Not all people who snore have sleep apnea, a stoppage of breathing during sleep, but most, if not all, people who have sleep apnea, snore. The problem is that if a person has sleep apnea, they are likely dying a slow death.
I have snored for most of my adult life, and I’ve known it was bad. What I didn’t understand was that my snoring was a sign of sleep apnea, and it has affected the quality of my life. Left untreated, sleep apnea acts almost like a disease that nibbles away at a person’s health, until the body systems began to fail.
A sleep study, involving sleeping in a lab where I was observed all night, revealed that my breathing stopped 82 times…in one hour. In addition, my oxygen levels dropped below acceptable levels.
What that means is that the following health issues may have been caused by, or exacerbated by my sleep apnea:
Stroke: Five and a half years ago sleep apnea may have contributed to, or caused my Wallenberg stroke.
Fatigue: My sleep apnea likely has kept me from obtain quality sleep every night, and led to a near constant state of fatigue.
Overweight: Most of my life I have been able to eat almost anything and not gain weight; however, in the past twenty years, my weight has soared, and now I am almost sixty pounds over my recommended weight. While aging is a factor, sleep apnea, and the resulting fatigue is likely contributing to the issue.
High Blood Pressure: Sleep apnea is linked to high blood pressure, and my blood pressure has gone from borderline high to blood pressure that requires treatment with medication.
Brain Atrophy: After my stroke I had a MRI scan of my brain. The neurosurgeon wrote that I had brain atrophy, but he linked it to normal aging. Now I question the role sleep apnea has played in the shrinkage of my brain.
Depression: I have had issues with mild depression since my stroke. I believe most of the depression is linked to the frustrations with lingering effects of the stroke. Sleep apnea may be a primary cause of those issues, and/or it has had an effect on my overall sense of wellbeing.

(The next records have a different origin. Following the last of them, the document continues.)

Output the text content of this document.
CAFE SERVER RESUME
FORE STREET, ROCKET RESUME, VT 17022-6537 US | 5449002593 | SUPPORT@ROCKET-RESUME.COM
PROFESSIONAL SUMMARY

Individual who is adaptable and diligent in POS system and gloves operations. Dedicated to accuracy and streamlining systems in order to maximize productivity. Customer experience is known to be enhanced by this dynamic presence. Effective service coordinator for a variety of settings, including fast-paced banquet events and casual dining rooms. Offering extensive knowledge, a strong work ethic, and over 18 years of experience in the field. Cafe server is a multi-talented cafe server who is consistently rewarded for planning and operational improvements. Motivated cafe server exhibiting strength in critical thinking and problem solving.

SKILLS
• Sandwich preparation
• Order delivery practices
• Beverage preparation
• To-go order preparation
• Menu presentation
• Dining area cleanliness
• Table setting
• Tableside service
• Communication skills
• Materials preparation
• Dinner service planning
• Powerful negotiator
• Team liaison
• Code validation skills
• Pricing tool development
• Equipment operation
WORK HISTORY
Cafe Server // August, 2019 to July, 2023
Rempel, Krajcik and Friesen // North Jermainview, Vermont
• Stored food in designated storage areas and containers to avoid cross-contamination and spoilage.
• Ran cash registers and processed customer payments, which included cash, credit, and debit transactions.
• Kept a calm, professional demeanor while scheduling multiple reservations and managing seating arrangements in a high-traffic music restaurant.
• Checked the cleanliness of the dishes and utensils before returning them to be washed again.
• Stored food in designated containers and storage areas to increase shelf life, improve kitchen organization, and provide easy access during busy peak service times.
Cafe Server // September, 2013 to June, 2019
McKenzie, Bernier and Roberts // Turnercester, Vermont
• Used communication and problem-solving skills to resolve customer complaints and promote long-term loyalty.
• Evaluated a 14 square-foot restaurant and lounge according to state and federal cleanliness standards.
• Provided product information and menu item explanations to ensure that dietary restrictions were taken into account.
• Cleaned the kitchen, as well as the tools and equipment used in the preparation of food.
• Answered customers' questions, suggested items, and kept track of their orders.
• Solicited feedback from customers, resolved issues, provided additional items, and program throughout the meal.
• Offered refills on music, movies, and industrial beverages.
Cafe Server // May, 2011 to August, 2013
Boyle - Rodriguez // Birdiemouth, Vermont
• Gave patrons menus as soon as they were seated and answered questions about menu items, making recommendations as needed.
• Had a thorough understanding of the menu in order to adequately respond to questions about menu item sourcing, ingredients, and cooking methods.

Difficulty Exercising: I often become light-headed and mildly dizzy when a begin to exercise. Even a simple walk can generate the symptoms. If my brain is starved for oxygen at night, it might be establishing a deficit during the day that leads to a lack of oxygen for exercise.
Concentration: In the past few years I have written less. It is possible that sleep apnea has made it difficult to concentrate.
It is unclear how much sleep apnea has contributed to my health issues, as aging also contributes to many of the above symptoms; however, it is almost impossible to establish natural aging issues from issues caused by sleep apnea. It may take months for me to feel a difference using a machine to maintain an open airway at night.
Still, starving the brain and body of oxygen every night is going to cause damage over the long term. If left untreated, I won’t die of sleep apnea, but I will die of what sleep apnea does to my brain and body.